What is endometriosis?

Endometriosis is the name give to a disease in which the tissue which normally grows in the uterus (endometrium) grows outside of the uterus. It is commonly associated with pelvic pain and infertility. The most common symptoms of endometriosis are pain with periods, pelvic pain at times other than during the period, pain with intercourse, bowel symptoms (diarrhea, cramping, constipation, pain with defecation), urinary symptoms (painful bladder, pain with urination) and infertility.

endometriosis and infertility

How common is endometriosis?

Endometriosis has been found in about 6-10% of reproductive aged women. In women with fertility problems it is much more common (21-47% of women). Those women with chronic pelvic pain have the highest prevalence (71-87%). The average age at the time of diagnosis is 28 years old.

Is endometriosis a genetic disease?

Endometriosis is a complex disease that has a definite genetic component. First of all, it does run in families. If a sister or mother has endometriosis, the risk for a woman to have endometriosis is 7-10 times higher. Genetic studies have (so far) identified seven genetic areas that increase the risk of endometriosis. The more abnormal genetic areas a woman has, the more severe the degree of endometriosis.

How does endometriosis cause infertility?

The more severe forms of endometriosis is associated with scar tissue in the abdomen which causes distortion of the pelvic anatomy which makes it harder for an egg to get into the fallopian tube at the time of ovulation. It is uncertain about how milder endometriosis may cause infertility.

One theory suggests that a woman’s eggs might be directly affected. For example, a study looking at the use of donated eggs found no difference in pregnancy rates between women with endometriosis and those without. This would suggest an egg problem. However, another study looked at the practice of splitting the eggs from one egg donor into two women (one with and one without endometriosis) and found lower pregnancy rates in the endometriosis group. This would suggest a uterine problem.

How is endometriosis diagnosed?

The gold standard for diagnosing endometriosis is still surgery with biopsy of suspected areas and subsequent confirmation under the microscope. Much effort has gone into trying to find a blood test that could accurately identify endometriosis but to date such a marker remains elusive.
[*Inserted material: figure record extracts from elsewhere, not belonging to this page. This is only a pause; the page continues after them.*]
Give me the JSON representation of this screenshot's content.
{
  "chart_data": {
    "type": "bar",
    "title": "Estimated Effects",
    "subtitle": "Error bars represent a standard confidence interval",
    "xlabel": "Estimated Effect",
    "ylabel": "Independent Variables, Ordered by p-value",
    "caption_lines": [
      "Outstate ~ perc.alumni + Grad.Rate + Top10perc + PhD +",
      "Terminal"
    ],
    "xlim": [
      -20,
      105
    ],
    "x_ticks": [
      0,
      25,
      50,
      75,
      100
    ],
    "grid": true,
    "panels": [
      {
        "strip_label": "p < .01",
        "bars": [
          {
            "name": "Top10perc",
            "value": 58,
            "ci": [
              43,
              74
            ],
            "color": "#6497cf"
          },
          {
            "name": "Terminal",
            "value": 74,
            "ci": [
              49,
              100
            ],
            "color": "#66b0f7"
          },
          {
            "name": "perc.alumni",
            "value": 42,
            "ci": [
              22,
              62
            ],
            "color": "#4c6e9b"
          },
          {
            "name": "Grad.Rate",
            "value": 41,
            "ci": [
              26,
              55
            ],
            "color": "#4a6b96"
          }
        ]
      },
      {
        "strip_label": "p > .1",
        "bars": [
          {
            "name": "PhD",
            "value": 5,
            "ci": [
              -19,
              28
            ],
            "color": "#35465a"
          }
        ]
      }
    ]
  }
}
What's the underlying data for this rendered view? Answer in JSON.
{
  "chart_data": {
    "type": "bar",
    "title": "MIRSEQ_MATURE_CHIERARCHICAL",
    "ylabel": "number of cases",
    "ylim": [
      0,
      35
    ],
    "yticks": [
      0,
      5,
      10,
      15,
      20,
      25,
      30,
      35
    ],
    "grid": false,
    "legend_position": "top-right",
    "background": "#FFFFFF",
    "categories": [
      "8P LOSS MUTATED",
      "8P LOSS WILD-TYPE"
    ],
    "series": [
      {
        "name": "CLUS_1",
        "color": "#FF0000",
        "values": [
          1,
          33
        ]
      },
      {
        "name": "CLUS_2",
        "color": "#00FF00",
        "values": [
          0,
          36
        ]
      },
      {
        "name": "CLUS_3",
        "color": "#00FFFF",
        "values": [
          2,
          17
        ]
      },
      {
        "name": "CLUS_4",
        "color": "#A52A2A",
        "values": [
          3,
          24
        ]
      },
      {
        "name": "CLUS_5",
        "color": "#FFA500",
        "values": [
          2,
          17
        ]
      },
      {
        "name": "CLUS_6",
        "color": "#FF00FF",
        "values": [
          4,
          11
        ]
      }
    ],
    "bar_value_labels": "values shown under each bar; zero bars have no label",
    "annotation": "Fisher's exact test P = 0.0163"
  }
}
How is endometriosis treated?

First, the goals of treatment must be determined. At the present time, there is no “cure” for endometriosis.

Treatment to control pain

Treatment to alleviate pain is different than treatment to improve fertility. For the control of pain, the main objective is the suppression of hormones that cause endometriosis to develop. A number of medications can accomplish this.

endometriosis surgery

The medications in birth control pills (synthetic estrogen and progesterone) have been shown to work better than a placebo. This is true when combined or even when synthetic progesterone is used alone. The most well studied synthetic progesterone is called norethindrone.

Gonadotropin releasing hormone agonists (GnRHa) such as Lupron have also been shown to work better than placebo and are as effective as synthetic progesterone. However, this therapy is associated with short term side effects which result from the lowering of estrogen levels (hot flashes, vaginal dryness etc) and long term reductions in estrogen will decrease bone density and raise the risk for fractures. As a result, GnRHa are limited to 6 months of use. However, combining GnRHa with other medications may allow longer term use.

Surgery can also be used to control pain symptoms. Studies show that laparoscopy to eradicate endometriosis decreased pain better than a “diagnostic” only surgery. There is a problem with pain recurrence, however. Many studies have found that the recurrence risk can be reduced by using medical suppression after surgery.

Treatment to improve fertility

For the improvement of fertility, studies have found that surgery for milder stages of endometriosis has a beneficial effect. However, the impact is relatively small. You would have to do surgery and eradicate endometriosis on 11 patients in order to get one extra pregnancy. For more severe stages of endometriosis, there is more uncertainty about whether surgery helps. And there is some risk. Women with endometriosis involving the ovaries are more likely to have decreased ovarian reserve. Surgery to remove ovarian endometriosis will further decrease this reserve.

IVF does improve the chance for pregnancy in women with endometriosis. It is unclear whether endometriosis still has some impact, however. One study, looking at the U.S. IVF registry (SART) found that women with endometriosis only (no other infertility diagnoses) had a similar to slightly higher pregnancy rate in IVF compared to other diagnoses.

Medical suppression of endometriosis such as described above for pain, do not increase fertility and, in fact, results in less pregnancies per time because pregnancy cannot be attempted during the time of suppression. It is unclear whether suppression with GnRHa for 2-6 months prior to IVF will improve the chances for IVF to produce pregnancy.